The following discussion provides a brief, general description of a suitable computing environment in which the disclosed technology can be implemented. Although not required, aspects of the disclosed technology are described in the general context of computer-executable instructions, such as routines executed by a general-purpose data processing device, e.g., a server computer, wireless device, or personal computer. Those skilled in the relevant art will appreciate that aspects of the disclosed technology can be practiced with other communications, data processing, or computer system configurations, including: Internet appliances, hand-held devices (including personal digital assistants (PDAs)), wearable computers (e.g., fitness-oriented wearable computing devices), all manner of cellular or mobile phones (including Voice over IP (VoIP) phones), dumb terminals, media players, gaming devices, multi-processor systems, microprocessor-based or programmable consumer electronics, set-top boxes, network PCs, mini-computers, mainframe computers, and the like. Indeed, the terms “computer,” “server,” “host,” “host system,” and the like are generally used interchangeably herein, and refer to any of the above devices and systems, as well as any data processor.
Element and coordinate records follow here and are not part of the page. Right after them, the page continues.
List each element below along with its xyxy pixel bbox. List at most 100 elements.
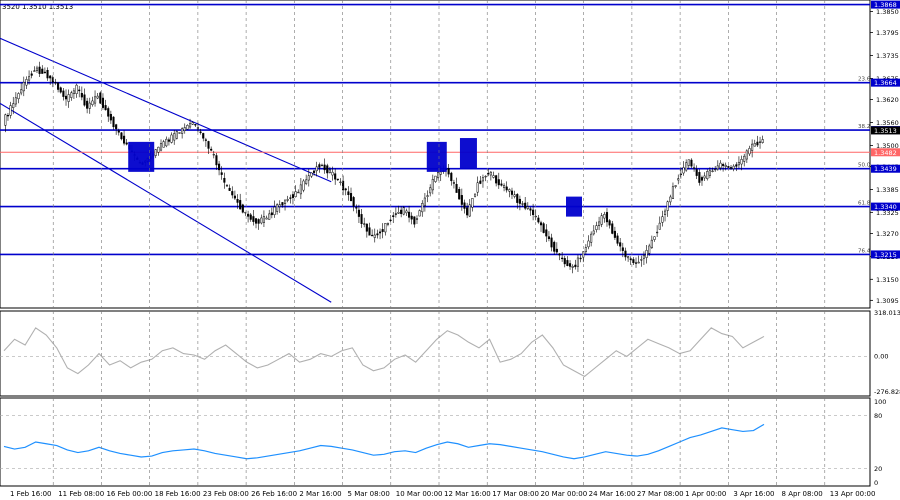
candle-body	[33, 70, 36, 72]
candle-body	[299, 184, 302, 195]
level-tag	[871, 250, 900, 259]
candle-body	[202, 133, 205, 139]
candle-body	[476, 182, 479, 193]
candle-body	[4, 114, 7, 126]
candle-body	[566, 260, 569, 266]
candle-body	[117, 130, 120, 133]
candle-body	[524, 202, 527, 209]
candle-body	[761, 139, 764, 143]
candle-body	[505, 186, 508, 191]
candle-body	[587, 240, 590, 248]
candle-body	[115, 124, 118, 130]
candle-body	[368, 227, 371, 236]
candle-body	[257, 219, 260, 224]
channel-lower-line	[0, 102, 332, 303]
candle-body	[59, 87, 62, 93]
candle-body	[276, 204, 279, 212]
candle-body	[434, 175, 437, 182]
price-tick-label: 1.3735	[876, 52, 899, 60]
candle-body	[328, 169, 331, 173]
candle-body	[112, 116, 115, 128]
x-tick-label: 23 Feb 08:00	[203, 490, 249, 498]
candle-body	[80, 92, 83, 98]
candle-body	[579, 257, 582, 260]
candle-body	[539, 222, 543, 226]
candle-body	[735, 164, 738, 167]
candle-body	[418, 210, 421, 217]
candle-body	[437, 171, 440, 179]
candle-body	[640, 259, 643, 261]
candle-body	[423, 197, 426, 206]
candle-body	[344, 188, 347, 191]
candle-body	[458, 188, 461, 200]
candle-body	[537, 217, 540, 223]
candle-body	[207, 141, 210, 149]
candle-body	[223, 177, 226, 183]
candle-body	[215, 155, 218, 166]
fib-label: 50.0	[858, 163, 871, 169]
price-tick-label: 1.3150	[876, 276, 899, 284]
fib-label: 61.8	[858, 201, 871, 207]
level-tag-label: 1.3340	[874, 203, 897, 211]
fib-label: 23.6	[858, 77, 871, 83]
candle-body	[698, 172, 701, 183]
candle-body	[376, 233, 379, 236]
candle-body	[220, 172, 223, 175]
candle-body	[568, 263, 572, 267]
signal-box	[426, 141, 447, 172]
x-tick-label: 1 Apr 00:00	[685, 490, 726, 498]
candle-body	[463, 202, 466, 209]
candle-body	[608, 220, 611, 226]
x-tick-label: 24 Mar 16:00	[589, 490, 636, 498]
candle-body	[545, 229, 548, 237]
candle-body	[231, 191, 234, 196]
candle-body	[86, 100, 89, 109]
candle-body	[677, 178, 680, 181]
oscillator-series-line	[3, 327, 765, 378]
candle-body	[632, 259, 635, 264]
time-axis: 1 Feb 16:00 11 Feb 08:00 16 Feb 00:00 18 Fe…	[10, 0, 875, 498]
candle-body	[291, 194, 295, 198]
candle-body	[394, 213, 397, 215]
candle-body	[408, 211, 411, 218]
candle-body	[410, 215, 413, 220]
candle-body	[381, 229, 384, 232]
candle-body	[682, 167, 685, 174]
rsi-tick-label: 20	[874, 465, 882, 473]
candle-body	[178, 132, 181, 134]
candle-body	[247, 213, 250, 217]
candle-body	[96, 95, 99, 99]
candle-body	[318, 164, 321, 168]
candle-body	[671, 186, 675, 199]
candle-body	[320, 164, 324, 167]
candle-body	[154, 149, 157, 156]
candle-body	[212, 154, 215, 156]
candle-body	[450, 172, 453, 182]
candle-body	[561, 257, 564, 260]
candle-body	[600, 215, 603, 225]
candle-body	[510, 190, 514, 195]
candle-body	[526, 206, 529, 209]
candle-body	[125, 142, 128, 145]
candle-body	[468, 204, 471, 217]
candle-body	[460, 195, 463, 205]
candle-body	[402, 207, 405, 215]
candle-body	[392, 215, 395, 217]
candle-body	[756, 141, 759, 146]
candle-body	[666, 201, 669, 211]
candle-body	[571, 266, 574, 268]
candle-body	[595, 225, 598, 230]
fib-label: 38.2	[858, 124, 870, 130]
candle-body	[650, 239, 653, 248]
candle-body	[355, 207, 358, 209]
candle-body	[582, 251, 585, 258]
x-tick-label: 3 Apr 16:00	[733, 490, 774, 498]
candle-body	[550, 237, 553, 248]
x-tick-label: 16 Feb 00:00	[106, 490, 152, 498]
candle-body	[336, 178, 339, 181]
candle-body	[722, 164, 725, 166]
candle-body	[503, 185, 506, 188]
candle-body	[479, 180, 482, 184]
candle-body	[28, 76, 31, 81]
Aspects of the disclosed technology can be embodied in a special purpose computer or data processor that is specifically programmed, configured, or constructed to perform one or more of the computer-executable instructions explained in detail herein. While aspects of the disclosed technology, such as certain functions, are described as being performed exclusively on a single device, the disclosed technology can also be practiced in distributed computing environments where functions or modules are shared among disparate processing devices, which are linked through a communications network such as a Local Area Network (LAN), Wide Area Network (WAN), or the Internet. In a distributed computing environment, program modules may be located in both local and remote memory storage devices.
Aspects of the disclosed technology may be stored or distributed on tangible computer-readable media, including magnetically or optically readable computer discs, hard-wired or preprogrammed chips (e.g., EEPROM semiconductor chips), nanotechnology memory, biological memory, or other computer-readable storage media. Alternatively, computer-implemented instructions, data structures, screen displays, and other data under aspects of the disclosed technology may be distributed over the Internet or over other networks (including wireless networks), on a propagated signal on a propagation medium (e.g., electromagnetic wave(s), sound wave, etc.) over a period of time, or they may be provided on any analog or digital network (packet switched, circuit switched, or other scheme). Furthermore, the term computer-readable storage medium does not encompass signals (e.g., propagating signals) or transitory media.
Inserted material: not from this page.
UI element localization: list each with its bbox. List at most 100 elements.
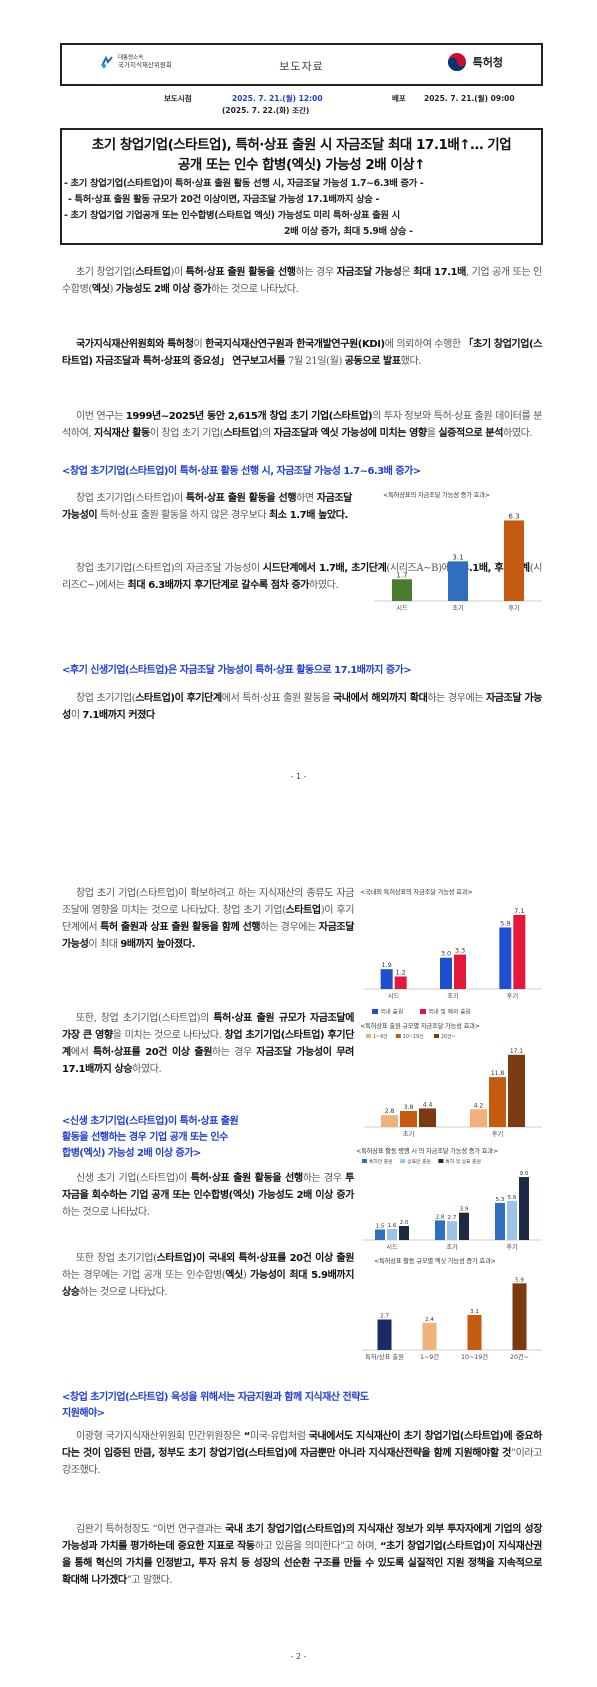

Those skilled in the art will appreciate that the facility may be implemented in a variety of environments including both a distributed environment and a single, monolithic computer system, as well as various other combinations of computer systems or similar devices connected in various ways.
Compatibility with Other Investment Strategies
In some embodiments, the facility emphasizes the value of equity uptick predictions in short time periods, resulting in trading plans with short “hold times.” Even with a densely-merged merged trading plan (where density connotes highly frequent trading actions, such as trading actions that exceed a predefined threshold (e.g., 10 trading actions per week, 100 trading actions per month defined by, for example, a user or the facility), there is therefore a high likelihood of “down” periods during which the merged trading plan does not prescribe holding any equity during some open-market time (or, that it prescribes investing less at the given time than the available compounded investable cash for the trading plan). During these “down” periods, the investable cash may be applied to any other purpose. For example, it can be invested in a trading plan arising from a wholly different technique, possibly unrelated to the facility. Or, the investable cash may be directed to a safe traditional investment instrument during the “down” times—such as a mutual fund, or a stable equity.
The trading plans generated by the facility are therefore compatible with, and concurrently executable with, any other time-flexible investment strategy.
Even if a trading plan shows high profitability in the past, and the associated correlation scores and confidence scores are high, it may be insufficient to justify investing real money in the trading plan's future trade actions. This is especially true if the component correlations were found by matching date sequences against ALL equities (e.g. all publicly traded stocks); as opposed to being validated as positive correlations against select stocks, based on a user's market insight. This is because, given the large number of equities (e.g. over 8000 publicly traded stocks on the major US exchanges), almost any date sequence will be found to be positively correlated with upticks of some (i.e., at least one) equity.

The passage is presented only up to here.